Li Guozhang, who is an advisor to the Chinese People's Political
Consultative Conference (CPPCC) and deputy director of the Western
Development Academe of Lanzhou University, said it is vital that 30
million poverty-stricken farmers are helped if China is to become a
stable and affluent society.
Li
said that the strategic objective to resolve rural poverty has been
basically realized since the foundation of the state and
particularly since the implementation of the 8th five-year
poverty-relief plan, but there are still 30 million rural farmers
living with poverty, "Most of them spread in 125 underdeveloped
counties of six western provinces and regions like Gansu, Guizhou,
Yunnan, Shanxi, Shaanxi and Xinjiang," he added.

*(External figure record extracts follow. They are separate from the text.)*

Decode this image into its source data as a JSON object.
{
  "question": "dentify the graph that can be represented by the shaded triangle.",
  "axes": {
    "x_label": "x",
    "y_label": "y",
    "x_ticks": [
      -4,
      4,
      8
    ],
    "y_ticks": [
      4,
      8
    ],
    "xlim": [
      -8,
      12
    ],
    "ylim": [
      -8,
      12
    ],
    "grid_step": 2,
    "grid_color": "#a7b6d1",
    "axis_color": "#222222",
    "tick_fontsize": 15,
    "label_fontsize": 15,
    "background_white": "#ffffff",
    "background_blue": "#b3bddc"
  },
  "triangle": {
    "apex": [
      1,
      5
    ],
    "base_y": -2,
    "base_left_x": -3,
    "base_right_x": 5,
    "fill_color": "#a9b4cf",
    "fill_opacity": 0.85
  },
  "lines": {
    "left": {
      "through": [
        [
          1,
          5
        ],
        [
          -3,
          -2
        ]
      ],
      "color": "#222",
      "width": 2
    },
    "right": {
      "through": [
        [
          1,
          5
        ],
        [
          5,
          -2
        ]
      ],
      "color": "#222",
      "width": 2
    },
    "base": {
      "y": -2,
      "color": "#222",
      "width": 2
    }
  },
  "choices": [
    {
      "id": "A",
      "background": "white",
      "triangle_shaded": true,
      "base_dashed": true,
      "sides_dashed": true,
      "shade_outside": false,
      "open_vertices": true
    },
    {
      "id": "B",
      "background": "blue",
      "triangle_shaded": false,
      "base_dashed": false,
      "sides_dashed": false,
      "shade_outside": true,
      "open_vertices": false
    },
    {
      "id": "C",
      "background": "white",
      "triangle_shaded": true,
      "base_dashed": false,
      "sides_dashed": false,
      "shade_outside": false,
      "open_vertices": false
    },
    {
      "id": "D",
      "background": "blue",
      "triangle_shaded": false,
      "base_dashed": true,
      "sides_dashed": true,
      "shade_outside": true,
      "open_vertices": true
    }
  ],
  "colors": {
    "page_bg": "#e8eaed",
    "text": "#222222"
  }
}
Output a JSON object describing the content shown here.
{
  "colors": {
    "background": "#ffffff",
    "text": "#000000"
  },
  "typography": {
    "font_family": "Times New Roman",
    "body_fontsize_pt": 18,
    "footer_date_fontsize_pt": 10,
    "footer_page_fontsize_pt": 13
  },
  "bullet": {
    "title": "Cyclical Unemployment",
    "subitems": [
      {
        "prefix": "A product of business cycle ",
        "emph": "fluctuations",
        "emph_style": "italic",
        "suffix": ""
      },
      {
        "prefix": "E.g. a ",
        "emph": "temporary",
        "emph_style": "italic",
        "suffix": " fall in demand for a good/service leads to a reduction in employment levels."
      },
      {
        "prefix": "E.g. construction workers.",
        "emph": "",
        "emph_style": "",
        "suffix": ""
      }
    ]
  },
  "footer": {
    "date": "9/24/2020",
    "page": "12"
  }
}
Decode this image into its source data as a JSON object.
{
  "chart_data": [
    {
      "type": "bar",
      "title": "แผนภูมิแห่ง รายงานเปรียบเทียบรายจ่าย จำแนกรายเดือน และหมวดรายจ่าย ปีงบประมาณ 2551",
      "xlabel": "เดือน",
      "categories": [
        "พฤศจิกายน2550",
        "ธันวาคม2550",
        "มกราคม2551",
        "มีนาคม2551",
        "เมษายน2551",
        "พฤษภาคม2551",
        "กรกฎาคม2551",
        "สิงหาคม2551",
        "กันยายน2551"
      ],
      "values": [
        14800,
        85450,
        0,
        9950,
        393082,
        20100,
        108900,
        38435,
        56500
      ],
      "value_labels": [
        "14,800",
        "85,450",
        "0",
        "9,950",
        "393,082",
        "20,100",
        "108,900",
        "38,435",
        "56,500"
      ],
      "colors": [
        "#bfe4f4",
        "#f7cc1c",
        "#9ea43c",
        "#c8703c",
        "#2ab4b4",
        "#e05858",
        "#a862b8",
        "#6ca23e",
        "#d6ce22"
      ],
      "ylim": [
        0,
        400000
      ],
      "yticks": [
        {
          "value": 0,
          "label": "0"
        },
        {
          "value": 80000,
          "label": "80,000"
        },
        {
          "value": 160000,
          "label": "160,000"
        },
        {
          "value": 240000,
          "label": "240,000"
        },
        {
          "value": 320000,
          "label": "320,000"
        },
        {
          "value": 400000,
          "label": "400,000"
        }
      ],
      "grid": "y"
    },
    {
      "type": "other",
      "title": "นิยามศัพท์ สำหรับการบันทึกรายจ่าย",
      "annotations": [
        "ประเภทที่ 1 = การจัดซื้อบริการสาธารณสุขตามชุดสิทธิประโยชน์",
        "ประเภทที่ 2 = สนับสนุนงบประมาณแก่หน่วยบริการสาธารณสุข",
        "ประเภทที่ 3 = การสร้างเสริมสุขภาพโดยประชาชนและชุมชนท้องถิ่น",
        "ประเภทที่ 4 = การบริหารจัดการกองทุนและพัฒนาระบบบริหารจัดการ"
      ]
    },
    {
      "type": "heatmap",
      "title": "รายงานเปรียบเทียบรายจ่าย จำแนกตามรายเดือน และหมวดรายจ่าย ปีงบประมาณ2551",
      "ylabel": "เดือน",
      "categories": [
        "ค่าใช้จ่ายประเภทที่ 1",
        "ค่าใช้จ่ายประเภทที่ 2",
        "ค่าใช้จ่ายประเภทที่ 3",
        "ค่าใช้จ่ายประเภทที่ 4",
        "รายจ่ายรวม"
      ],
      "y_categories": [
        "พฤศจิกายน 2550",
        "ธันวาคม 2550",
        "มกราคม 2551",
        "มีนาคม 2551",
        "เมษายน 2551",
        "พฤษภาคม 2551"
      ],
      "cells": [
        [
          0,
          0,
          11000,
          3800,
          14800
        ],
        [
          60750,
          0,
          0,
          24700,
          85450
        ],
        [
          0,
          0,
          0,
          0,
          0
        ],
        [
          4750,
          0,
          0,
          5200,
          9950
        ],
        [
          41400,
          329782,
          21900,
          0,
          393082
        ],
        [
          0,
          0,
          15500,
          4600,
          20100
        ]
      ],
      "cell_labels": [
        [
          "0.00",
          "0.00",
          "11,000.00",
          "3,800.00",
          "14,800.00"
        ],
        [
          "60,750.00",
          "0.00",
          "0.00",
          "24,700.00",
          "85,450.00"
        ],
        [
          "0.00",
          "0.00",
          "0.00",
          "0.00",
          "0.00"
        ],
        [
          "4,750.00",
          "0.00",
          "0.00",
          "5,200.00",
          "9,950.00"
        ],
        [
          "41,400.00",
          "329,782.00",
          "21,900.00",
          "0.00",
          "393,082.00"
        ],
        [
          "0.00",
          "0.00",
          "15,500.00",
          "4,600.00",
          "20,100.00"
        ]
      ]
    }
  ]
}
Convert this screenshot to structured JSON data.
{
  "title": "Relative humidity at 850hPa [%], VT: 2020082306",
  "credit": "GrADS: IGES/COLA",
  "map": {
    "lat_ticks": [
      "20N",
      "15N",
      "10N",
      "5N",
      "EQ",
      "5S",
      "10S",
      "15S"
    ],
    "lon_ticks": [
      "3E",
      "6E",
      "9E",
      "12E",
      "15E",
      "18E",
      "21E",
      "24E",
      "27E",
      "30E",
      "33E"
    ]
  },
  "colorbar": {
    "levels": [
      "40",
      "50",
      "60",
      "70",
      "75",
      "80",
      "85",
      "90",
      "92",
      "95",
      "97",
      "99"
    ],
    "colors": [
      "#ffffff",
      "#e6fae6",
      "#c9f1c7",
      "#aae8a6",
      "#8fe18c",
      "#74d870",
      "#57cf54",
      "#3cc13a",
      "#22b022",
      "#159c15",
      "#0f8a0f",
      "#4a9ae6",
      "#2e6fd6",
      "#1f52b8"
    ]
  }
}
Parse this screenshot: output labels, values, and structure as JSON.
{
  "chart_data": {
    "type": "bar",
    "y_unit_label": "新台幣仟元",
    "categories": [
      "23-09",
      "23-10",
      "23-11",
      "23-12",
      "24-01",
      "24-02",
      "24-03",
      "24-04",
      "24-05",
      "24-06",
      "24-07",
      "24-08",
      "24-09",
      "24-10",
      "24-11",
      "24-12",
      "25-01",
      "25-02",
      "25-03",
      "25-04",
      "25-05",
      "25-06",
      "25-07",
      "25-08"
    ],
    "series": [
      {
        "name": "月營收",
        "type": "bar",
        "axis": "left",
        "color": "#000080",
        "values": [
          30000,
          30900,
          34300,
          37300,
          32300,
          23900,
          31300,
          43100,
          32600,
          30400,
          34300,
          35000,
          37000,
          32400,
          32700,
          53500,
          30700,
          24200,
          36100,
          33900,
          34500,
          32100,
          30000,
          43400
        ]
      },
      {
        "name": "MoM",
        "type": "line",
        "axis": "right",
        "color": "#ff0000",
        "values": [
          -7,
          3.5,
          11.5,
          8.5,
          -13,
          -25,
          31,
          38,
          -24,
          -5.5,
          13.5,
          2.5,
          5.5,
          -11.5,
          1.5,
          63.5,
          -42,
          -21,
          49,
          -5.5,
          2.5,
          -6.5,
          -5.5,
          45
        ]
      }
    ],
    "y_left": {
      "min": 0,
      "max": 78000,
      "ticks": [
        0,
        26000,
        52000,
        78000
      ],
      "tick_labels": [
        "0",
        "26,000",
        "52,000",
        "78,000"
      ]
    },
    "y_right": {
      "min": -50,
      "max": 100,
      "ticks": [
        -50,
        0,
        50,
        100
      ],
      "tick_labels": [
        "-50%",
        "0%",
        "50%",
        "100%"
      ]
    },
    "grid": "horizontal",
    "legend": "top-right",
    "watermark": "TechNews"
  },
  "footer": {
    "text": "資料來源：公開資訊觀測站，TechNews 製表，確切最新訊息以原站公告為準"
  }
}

After exhaustive analysis on poor distribution in China, covering
2,300 counties and 587 under-developed counties, he discovered that
a distinct feature of poverty concentrated areas was that although
they were being helped by the government the longest, they were the
last to get out of poverty themselves; while some were living in
conditions of abject poverty, the majority were what he described
as 'food and cloth needy.'
In
order to solve this problem, the central government has been
pouring funding and developing policies in the regions for several
decades. Li has attempted to address this question of why 30
million poor can't be helped out of poverty?: first, the natural
resource is poor and economic foundations very underdeveloped;
second, it has an underdeveloped economic system with poor
executive control and limited capacity for changing methods; third,
it has had poor economic growth and development; fourth, the
inappropriate measures put forward by poverty relief agents in
local government have affected its development.
As
poverty relief must be a key to development, and the assistance of
30 million poor being a stage in that development, the answers to
this problem need addressing. Li has put forward some ideas: one,
to initiate new principles on poverty relief in order to assist
development at a regional macro level, rather than addressing
individual cases; second, to stimulate a specialized 'stage' relief
program based on poor distribution and conditions; third, to
implement development through financial management policies and
successful economic production planning techniques; forth, to
improve local internal/government qualifications, public
administrative systems, population quantity and non-technological
investment suitable for the needs of local development.